Association of plasminogen activator inhibitor-1 4G/4G genotype and type 2 diabetic nephropathy in Chinese patients

Background Plasminogen activator inhibitor-1 (PAI-1) is a key regulator of fibrinolytic pathway and extracellular matrix (ECM) turnover. Because diabetic nephropathy is characterized by the presence of basement membrane thickening and mesangial expansion, we examined the role of PAI-1 gene polymorphisms in the development of type 2 diabetic nephropathy. Evidence also suggested that the PA/plasmin system and the renin-angiotensin system (RAS) interact together to affect the risk of fibrosis and thrombosis. Hence, we also studied the synergistic effect between PAI-1 and angiotensin-converting enzyme (ACE) gene polymorphisms. Methods.
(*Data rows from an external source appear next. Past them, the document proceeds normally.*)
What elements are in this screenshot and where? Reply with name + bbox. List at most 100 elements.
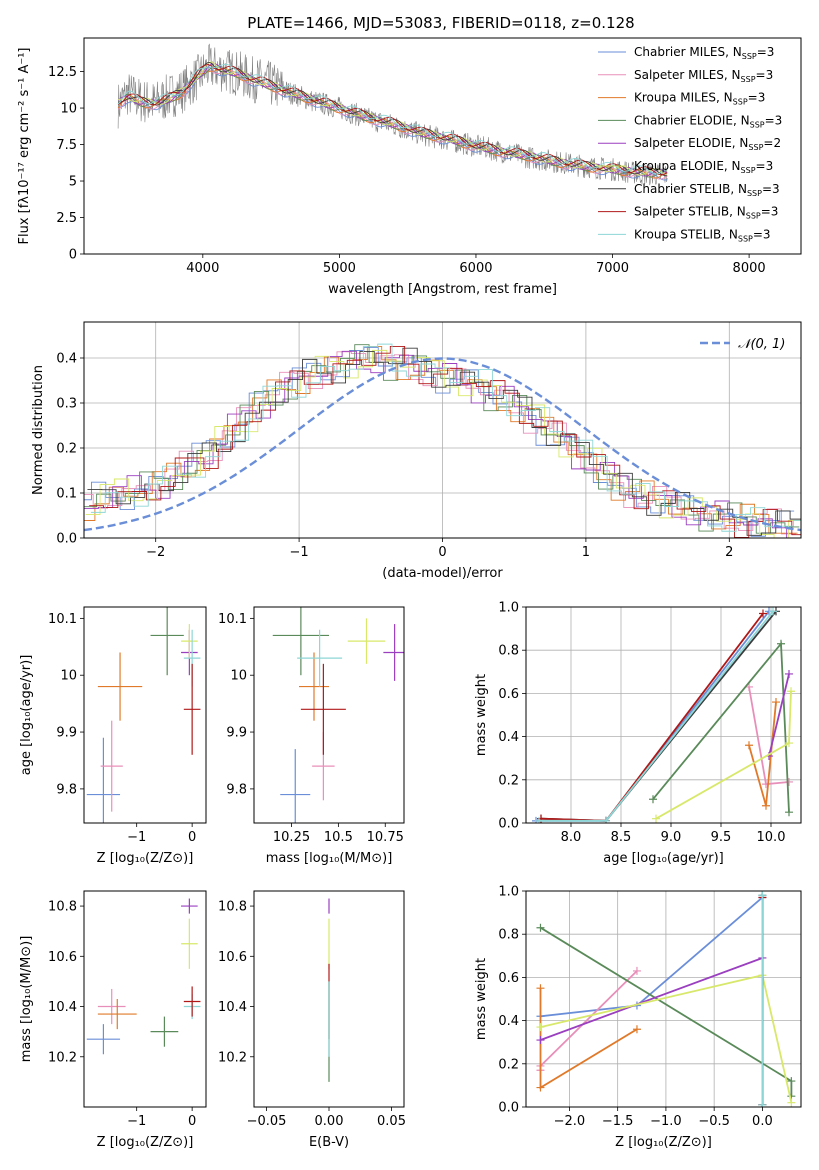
x-tick-label: 1 (582, 545, 590, 560)
y-tick-label: 10 (60, 669, 77, 684)
y-tick-label: 2.5 (56, 211, 77, 226)
mass-weight-marker (785, 777, 793, 786)
y-tick-label: 1.0 (498, 601, 519, 616)
y-tick-label: 10.4 (48, 1000, 77, 1015)
mass-weight-marker (762, 801, 770, 810)
y-tick-label: 0.1 (56, 487, 77, 502)
legend-label: Chabrier ELODIE, NSSP=3 (634, 113, 782, 129)
x-axis-label: Z [log₁₀(Z/Z⊙)] (97, 1135, 194, 1150)
y-tick-label: 7.5 (56, 138, 77, 153)
x-axis-label: (data-model)/error (382, 566, 503, 581)
model-spectrum-line (117, 64, 668, 176)
z-mass-panel-plot-area (86, 898, 201, 1055)
y-tick-label: 10.1 (48, 612, 77, 627)
x-axis-label: E(B-V) (309, 1135, 349, 1150)
x-tick-label: −1 (290, 545, 309, 560)
y-tick-label: 0.4 (56, 352, 77, 367)
y-tick-label: 12.5 (48, 65, 77, 80)
mass-weight-marker (536, 1083, 545, 1092)
residual-histogram (84, 345, 798, 534)
mass-weight-marker (536, 1023, 545, 1032)
legend-label-text: Chabrier STELIB, N (634, 182, 747, 196)
y-tick-label: 5 (69, 175, 77, 190)
ebv-mass-panel: −0.05 0.00 0.05 10.2 10.4 10.6 10.8 E(B-V) (218, 890, 406, 1150)
y-axis-label: mass weight (474, 674, 489, 756)
z-weight-panel: −2.0 −1.5 −1.0 −0.5 0.0 0.0 0.2 0.4 0.6 0.8 1.0 Z [… (474, 885, 802, 1150)
legend-label-suffix: =3 (762, 182, 780, 196)
mass-weight-marker (769, 607, 777, 616)
x-tick-label: 8.0 (561, 830, 582, 845)
legend-label-sub: SSP (733, 98, 748, 107)
y-tick-label: 0.2 (56, 442, 77, 457)
x-axis-label: age [log₁₀(age/yr)] (603, 851, 724, 866)
legend-label: Chabrier MILES, NSSP=3 (634, 45, 774, 61)
y-tick-label: 10.6 (218, 950, 247, 965)
model-spectrum-line (117, 63, 668, 175)
x-tick-label: −2 (146, 545, 165, 560)
y-tick-label: 9.8 (226, 782, 247, 797)
legend-label-sub: SSP (750, 120, 765, 129)
z-age-panel: −1 0 9.8 9.9 10 10.1 Z [log₁₀(Z/Z⊙)] age [log₁₀… (19, 606, 207, 866)
legend-label: Chabrier STELIB, NSSP=3 (634, 182, 780, 198)
y-axis-label: mass [log₁₀(M/M⊙)] (19, 936, 34, 1063)
x-axis-label: Z [log₁₀(Z/Z⊙)] (615, 1135, 712, 1150)
residual-histogram (85, 349, 801, 538)
residual-panel: −2 −1 0 1 2 0.0 0.1 0.2 0.3 0.4 (data-model)/error… (31, 321, 802, 581)
y-tick-label: 10.8 (218, 900, 247, 915)
legend-label-text: Salpeter MILES, N (634, 68, 741, 82)
y-tick-label: 0.0 (56, 532, 77, 547)
y-axis-label: Normed distribution (31, 365, 46, 495)
y-tick-label: 10 (230, 669, 247, 684)
y-tick-label: 0.2 (498, 1057, 519, 1072)
residual-plot-area (84, 343, 801, 538)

The PAI-1 and ACE (D/I) gene polymorphisms were examined in a cohort of Chinese type 2 diabetic patients who had diabetes for an average of 14 years. These patients were sex and age matched. Group A (N = 46) consisted of patients without diabetic nephropathy (normoalbuminuric with creatinine <120 mu mol/L), and group B (N = 95) was with diabetic nephropathy (with albuminuria or renal impairment, including patients on dialysis). Results. Patients with type 2 diabetic nephropathy had a higher frequency of PAI-1 (4G/4G) genotypes than those without nephropathy [4G/4G:4G/5G:5G/5G = 41:38:21 (%) vs. 15:65:20(%), P = 0.005]. Diabetic patients with coexistence of PAI-1 4C/4G genotype and ACE D alleles had a higher incidence of diabetic nephropathy (22 vs. 7 %, P = 0.012) than those with other combinations of genotypes. Multivariate logistic regression analysis showed that PAI-1 4G/4G (P = 0.01) and the prevalence of hypertension (P < 0.0001) are independent risk factors of development of type 2 diabetic nephropathy. Conclusions. These results suggest that the PAI-1 4G/4G genotype is associated with an increased risk for type 2 diabetic nephropathy in Chinese patients, which is an independent risk factor for the development of nephropathy. The PAI-1 4G/4G genotype also exhibits a synergistic effect with the ACE D allele on development of diabetic nephropathy.